Given how similar modern day democracies are to ancient Rome in their power sharing structures, elections, and term limits, it’s not surprising that Tom Holland writes in his wonderful book, Rubicon:

“We flatter ourselves, in the democracies of the West, as if we trace our roots back to Athens alone. We are, for better as well as ill, the heirs of the Roman Republic.”

 

Rome itself was extremely functional. Why then did they care about prophecies?

“The Romans, being a people as practical as they were devout, had no patience for fatalism. They were interested in knowing the future only because they believed that it could then better be kept at bay.”

 

The Romans’ admiration for ancient Greece was mixed with contempt:

“While the cities of ancient Greece were regularly shattered by civil wars and revolutions, Rome proved herself impervious to such disasters.
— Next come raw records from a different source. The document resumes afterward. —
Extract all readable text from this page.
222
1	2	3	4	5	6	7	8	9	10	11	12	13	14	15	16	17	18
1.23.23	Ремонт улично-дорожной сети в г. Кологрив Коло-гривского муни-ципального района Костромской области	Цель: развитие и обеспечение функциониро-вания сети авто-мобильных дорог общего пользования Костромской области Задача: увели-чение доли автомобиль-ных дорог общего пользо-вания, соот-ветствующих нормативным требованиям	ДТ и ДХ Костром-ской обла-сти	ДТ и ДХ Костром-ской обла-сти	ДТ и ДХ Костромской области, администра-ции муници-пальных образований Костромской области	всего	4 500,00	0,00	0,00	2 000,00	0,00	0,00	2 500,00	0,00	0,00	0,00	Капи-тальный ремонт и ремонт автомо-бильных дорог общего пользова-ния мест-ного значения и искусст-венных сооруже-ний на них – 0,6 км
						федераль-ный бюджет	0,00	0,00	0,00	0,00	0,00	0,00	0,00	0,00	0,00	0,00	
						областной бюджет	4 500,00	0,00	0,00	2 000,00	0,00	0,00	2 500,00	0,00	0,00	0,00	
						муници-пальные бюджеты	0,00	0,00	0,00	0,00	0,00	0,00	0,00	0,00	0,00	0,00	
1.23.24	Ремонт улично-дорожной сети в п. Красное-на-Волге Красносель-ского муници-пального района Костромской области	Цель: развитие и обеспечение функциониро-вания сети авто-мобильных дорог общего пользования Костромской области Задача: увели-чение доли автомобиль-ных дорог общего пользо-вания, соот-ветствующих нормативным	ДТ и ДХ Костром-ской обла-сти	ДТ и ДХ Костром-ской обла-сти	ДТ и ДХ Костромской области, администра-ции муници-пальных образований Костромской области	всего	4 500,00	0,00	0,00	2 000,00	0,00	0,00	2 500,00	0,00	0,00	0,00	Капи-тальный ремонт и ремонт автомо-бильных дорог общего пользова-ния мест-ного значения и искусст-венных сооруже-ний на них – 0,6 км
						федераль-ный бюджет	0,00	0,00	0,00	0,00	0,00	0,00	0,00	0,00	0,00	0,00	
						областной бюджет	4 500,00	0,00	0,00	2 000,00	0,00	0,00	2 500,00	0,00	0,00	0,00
Not once, despite all the social upheavals of the Republic’s first century of existence, had the blood of her own citizens been spilled on her streets. How typical of the Greeks to reduce the ideal of shared citizenship to sophistry!”

 

Rome was too pragmatic to be philosophical. In 93 BC, a Roman commissioner named Publicola came to (conquered) Athens. He “combined a taste for Greek culture with the sensibility of a joker”. He summoned the representatives of the differing philosophies and “urged them, with a perfectly straight face, to resolve their differences”!

“If this was proved beyond their abilities, he added, then he was very graciously prepared to step in and settle their controversies for them.”

 

Decades later, following the power struggle after Julius Caesar’s assassination, Octavian (remembered in history as Augustus Caesar) emerged as the last man standing by defeating Mark Antony in Alexandria. What did Octavian do when he visited Alexander the Great’s tomb?

“He chipped at the conqueror’s reputation. The greatest challenge, Octavian argued sternly, was not winning an empire but the ordering of it.”

On that front too (governance, not just conquest), the Romans beat the Greeks hands down via Pax Romana. Variations of the term have continued to be used even today, from Pax Britannica, to Pax Americana, and possibly Pax Sinica next.